Ha - thanks! I read that 'Call The Midwife' book about three years ago and the spirited midwife Trixie, in that inspired me. I do like it - but she certainly is Tricksy!! x

BeverleyTurner Mon 12-Nov-12 14:17:41

BupcakesAndCunting

I remember seeing your interview on This Morning and the food poisoning/bumping-off theory grin

And also that James insinuated (I only realized after the interview) that I fart all over the house with complete freedom because he can't smell anything! Obviously...that is completely true...but I didn't expect him to say it on live tv!!!

JamesCracknell Mon 12-Nov-12 14:19:53

CurlyRooth

I know this is totally unrelated, and gorgeously superficial - but I just had to say 'hi' to the parents of another 'Trixie'. We have a 7 year old daughter called Trixie - and I loved it when I found out there was another one out there. Just to say - GOOD CHOICE!

I'd like to claim credit for the name but it was Bev's choice. We thought we were having a boy, well Bev thought we were having a boy (despite not having found out on the 20wk scan) so came up with a list of boys names. Then a little girl 'popped' out and Bev said "I think we should call her Trixie, you've got five minutes to think of something better." I couldn't but suggested we might regret it in 18 years time when Kiki (our eldest daughter) and Trixie were hitting the town together and we ran the risk of them sounding like a pole-dancing outfit! It's a beautiful name for a beautiful girl!
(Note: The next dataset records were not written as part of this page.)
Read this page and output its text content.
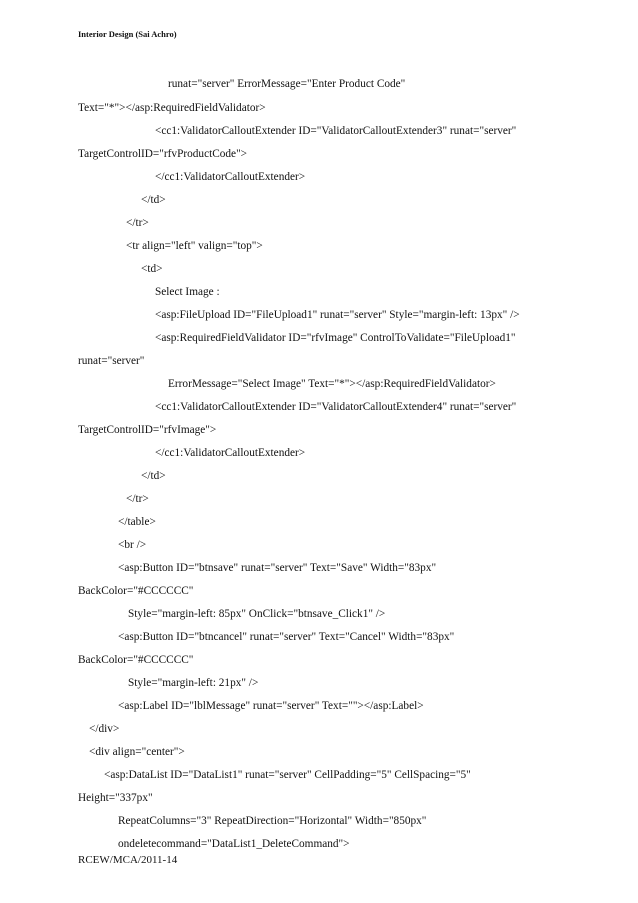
Interior Design (Sai Achro)
runat="server" ErrorMessage="Enter Product Code"
Text="*"></asp:RequiredFieldValidator>
<cc1:ValidatorCalloutExtender ID="ValidatorCalloutExtender3" runat="server"
TargetControlID="rfvProductCode">
</cc1:ValidatorCalloutExtender>
</td>
</tr>
<tr align="left" valign="top">
<td>
Select Image :
<asp:FileUpload ID="FileUpload1" runat="server" Style="margin-left: 13px" />
<asp:RequiredFieldValidator ID="rfvImage" ControlToValidate="FileUpload1"
runat="server"
ErrorMessage="Select Image" Text="*"></asp:RequiredFieldValidator>
<cc1:ValidatorCalloutExtender ID="ValidatorCalloutExtender4" runat="server"
TargetControlID="rfvImage">
</cc1:ValidatorCalloutExtender>
</td>
</tr>
</table>
<br />
<asp:Button ID="btnsave" runat="server" Text="Save" Width="83px"
BackColor="#CCCCCC"
Style="margin-left: 85px" OnClick="btnsave_Click1" />
<asp:Button ID="btncancel" runat="server" Text="Cancel" Width="83px"
BackColor="#CCCCCC"
Style="margin-left: 21px" />
<asp:Label ID="lblMessage" runat="server" Text=""></asp:Label>
</div>
<div align="center">
<asp:DataList ID="DataList1" runat="server" CellPadding="5" CellSpacing="5"
Height="337px"
RepeatColumns="3" RepeatDirection="Horizontal" Width="850px"
ondeletecommand="DataList1_DeleteCommand">
RCEW/MCA/2011-14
TheWombat Mon 12-Nov-12 14:20:02

Ooh, thank you for the reply! Like many other TBI patients my husband fell through the gap when it came to treatment...so we haven't known about any options other than the pharmaceutical kind! I will get finding out about CBT ASAP. Many many thanks for the suggestion. If it isn't too 'therapy-ish' I may even get DH to agree to try it! smile

BeverleyTurner Mon 12-Nov-12 14:21:19

WorkInProgress

Hi
First of all I would like to say that this is not a criticism but a genuine question as it is clear from above that people find your writing useful and I do admire what you have acheived. I used to really like some of the articles Bev wrote, but now it seems every time something happens an article is written and now you have a book, could you be accused of cashing in and living your lives in public. Don't you crave some privacy ?
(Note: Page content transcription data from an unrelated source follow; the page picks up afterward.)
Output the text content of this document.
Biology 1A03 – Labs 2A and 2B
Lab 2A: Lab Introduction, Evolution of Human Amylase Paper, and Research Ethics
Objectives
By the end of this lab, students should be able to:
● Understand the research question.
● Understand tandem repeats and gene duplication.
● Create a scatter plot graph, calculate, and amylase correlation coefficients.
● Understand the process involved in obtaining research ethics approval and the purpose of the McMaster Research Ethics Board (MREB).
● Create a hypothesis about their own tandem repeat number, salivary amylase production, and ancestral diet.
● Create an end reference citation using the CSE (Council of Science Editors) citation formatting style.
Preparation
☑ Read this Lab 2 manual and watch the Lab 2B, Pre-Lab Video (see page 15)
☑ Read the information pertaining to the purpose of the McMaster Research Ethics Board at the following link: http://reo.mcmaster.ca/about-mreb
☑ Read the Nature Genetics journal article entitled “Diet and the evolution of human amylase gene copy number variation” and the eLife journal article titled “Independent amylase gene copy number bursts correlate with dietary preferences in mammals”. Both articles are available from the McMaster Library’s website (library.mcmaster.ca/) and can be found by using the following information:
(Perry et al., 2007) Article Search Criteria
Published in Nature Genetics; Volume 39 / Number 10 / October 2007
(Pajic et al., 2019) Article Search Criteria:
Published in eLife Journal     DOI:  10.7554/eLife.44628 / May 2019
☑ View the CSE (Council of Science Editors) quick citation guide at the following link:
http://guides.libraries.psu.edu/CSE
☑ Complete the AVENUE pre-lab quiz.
Good question. We have considered that but honestly feel that if you have nothing to hide you have nothing to fear about being honest in public. We felt very strongly that it would have been irresponsible NOT to talk about our experiences after the accident as we have a platform to genuinely help other families in this horrible situation. (James had been asked to do autobiog before, but the timing was never right - there would have been no great purpose other than to 'cash in' as you say). We're also lucky - we're not 'celebrities' with paparazzi outside our door we're not that interesting!! x

JamesCracknell Mon 12-Nov-12 14:22:04

Thank you so much for the questions, hopefully you saw I didn't avoid the harder thought provoking ones. So I'm expecting a few 'direct' questions in the car home with Bev! Have a great afternoon, James

RachelMumsnet (MNHQ) Mon 12-Nov-12 14:22:08

Thanks so much to James and Bev for a great webchat and to everyone who joined in the discussion. We'll be announcing the four winners of the signed books shortly.